Aren’t we leaving performance on the table? Yes! We are. But I think that’s fine! There’s always a tradeoff here. E.g. quantization. It’s strictly worse to use lower-precision! But we do it to optimize TCO of the system.
But we can use $INSERT_TECHNIQUE to make models cheaper! Yes, but they should scale for all of these (distillation, quantization, etc.). So we should be using all techniques to make our models easier to serve, and also training them longer.
If you're training a LLM with the goal of deploying it to users, you should prefer training a smaller model well into the diminishing returns part of the loss curve.

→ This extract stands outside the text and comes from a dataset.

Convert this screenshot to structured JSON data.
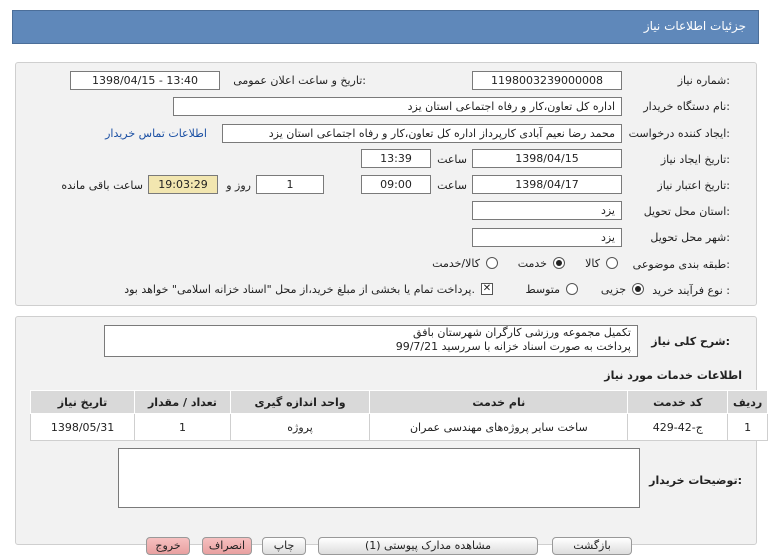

To reiterate my points from Twitter: Timbers is answering a question that is irrelevant and not the one he claims to be answering (and I am annoyed that some throwaway comments at the end is still all the acknowledgement he gives to the fact that the whole post is irrelevant). No one cares about the size of the raw trained model, if they care about inference; they care about the size of the best model they can obtain which fits in their inference envelope, which may be obtainable from a much larger raw model, since those models will reach much lower loss (by definition) and thus can be a big win after some modest damage from the $INSERT_TECHNIQUE. (If you can train the compute-optimal model to 10% lower loss than the overtrained small model, and then lose 1-2% to quantization, well, that's still a big win of 8% for free by ignoring his advice.)
Timbers continues to ignore the many scaling papers on sparsification and distillation and quantization, which are not hard to find and have been much discussed among those who care about TCO. So his conclusion is at best unproven: it is not obvious that you should prefer training a small model far beyond compute-optimal instead of a large compute-optimal model that you then do (often extremely easy) optimizations to like quantization. If he was doing calculations on that, and even going beyond that to consider questions about continual learning per jcannell or how well it tolerates downstream finetuning or RLHF training (larger=better presumably, so have to consider that), that would be interesting. But he's not.

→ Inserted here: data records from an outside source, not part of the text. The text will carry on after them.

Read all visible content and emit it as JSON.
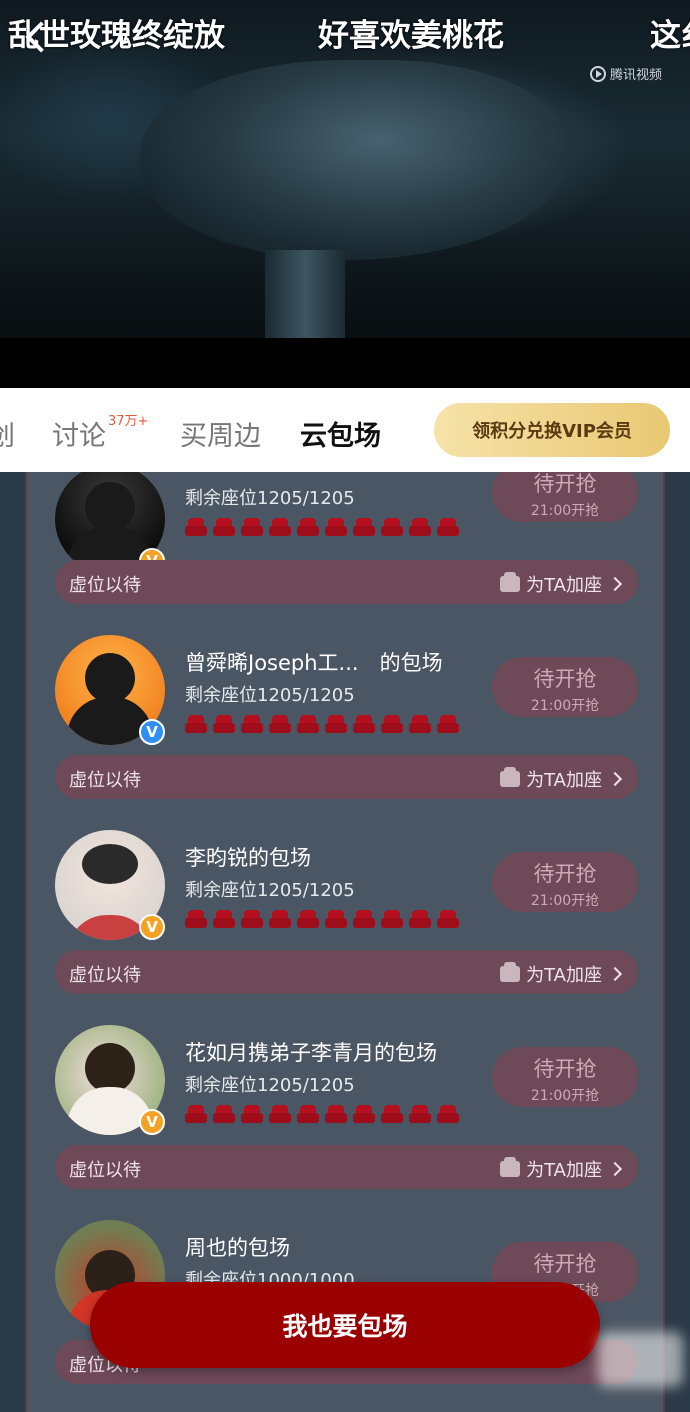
{
  "danmaku": [
    "乱世玫瑰终绽放",
    "好喜欢姜桃花",
    "这纟"
  ],
  "watermark": "腾讯视频",
  "tabs": {
    "partial": "创",
    "discuss": "讨论",
    "discuss_badge": "37万+",
    "merch": "买周边",
    "cloud": "云包场",
    "vip_button": "领积分兑换VIP会员"
  },
  "cards": [
    {
      "title": "",
      "seats": "剩余座位1205/1205",
      "status": "待开抢",
      "time": "21:00开抢",
      "bar_left": "虚位以待",
      "bar_right": "为TA加座",
      "badge": "orange"
    },
    {
      "title": "曾舜晞Joseph工...　的包场",
      "seats": "剩余座位1205/1205",
      "status": "待开抢",
      "time": "21:00开抢",
      "bar_left": "虚位以待",
      "bar_right": "为TA加座",
      "badge": "blue"
    },
    {
      "title": "李昀锐的包场",
      "seats": "剩余座位1205/1205",
      "status": "待开抢",
      "time": "21:00开抢",
      "bar_left": "虚位以待",
      "bar_right": "为TA加座",
      "badge": "orange"
    },
    {
      "title": "花如月携弟子李青月的包场",
      "seats": "剩余座位1205/1205",
      "status": "待开抢",
      "time": "21:00开抢",
      "bar_left": "虚位以待",
      "bar_right": "为TA加座",
      "badge": "orange"
    },
    {
      "title": "周也的包场",
      "seats": "剩余座位1000/1000",
      "status": "待开抢",
      "time": "21:00开抢",
      "bar_left": "虚位以待",
      "bar_right": "",
      "badge": "orange"
    }
  ],
  "badge_letter": "V",
  "cta": "我也要包场"
}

This point is semi-correct now, but mostly incorrect for future systems. A larger model learns faster per data point which is increasingly important as we move towards AGI. If you want a system which has mostly memorized the internet then sure - overtraining a small model now makes sense. If you want a system that can rapidly continuously transfer learn from minimal amounts of new data to compete with smart humans, then you probably want something far larger than even the naive[1] chinchilla optimum.
Naive in the sense that it only considers total compute cost of training, without considering future downstream data efficiency. ↩︎
Fwiw in the conversations I’m in (in the alignment scene in the Bay Area) this point is widely understood.
This is a big reason for why GPT4 is likely not that big but instead trained on much more data :)
Finbarr Timbers makes a point, obvious in retrospect, but which many people, including people forecasting AI timeline, seem to miss: since training cost is amortized over inference, optimal training depends on expected amount of inference. Both scaling laws from OpenAI and DeepMind assume zero (or negligible) inference, which is obviously incorrect. Any forecasting using scaling laws similarly is suspect and should be revised.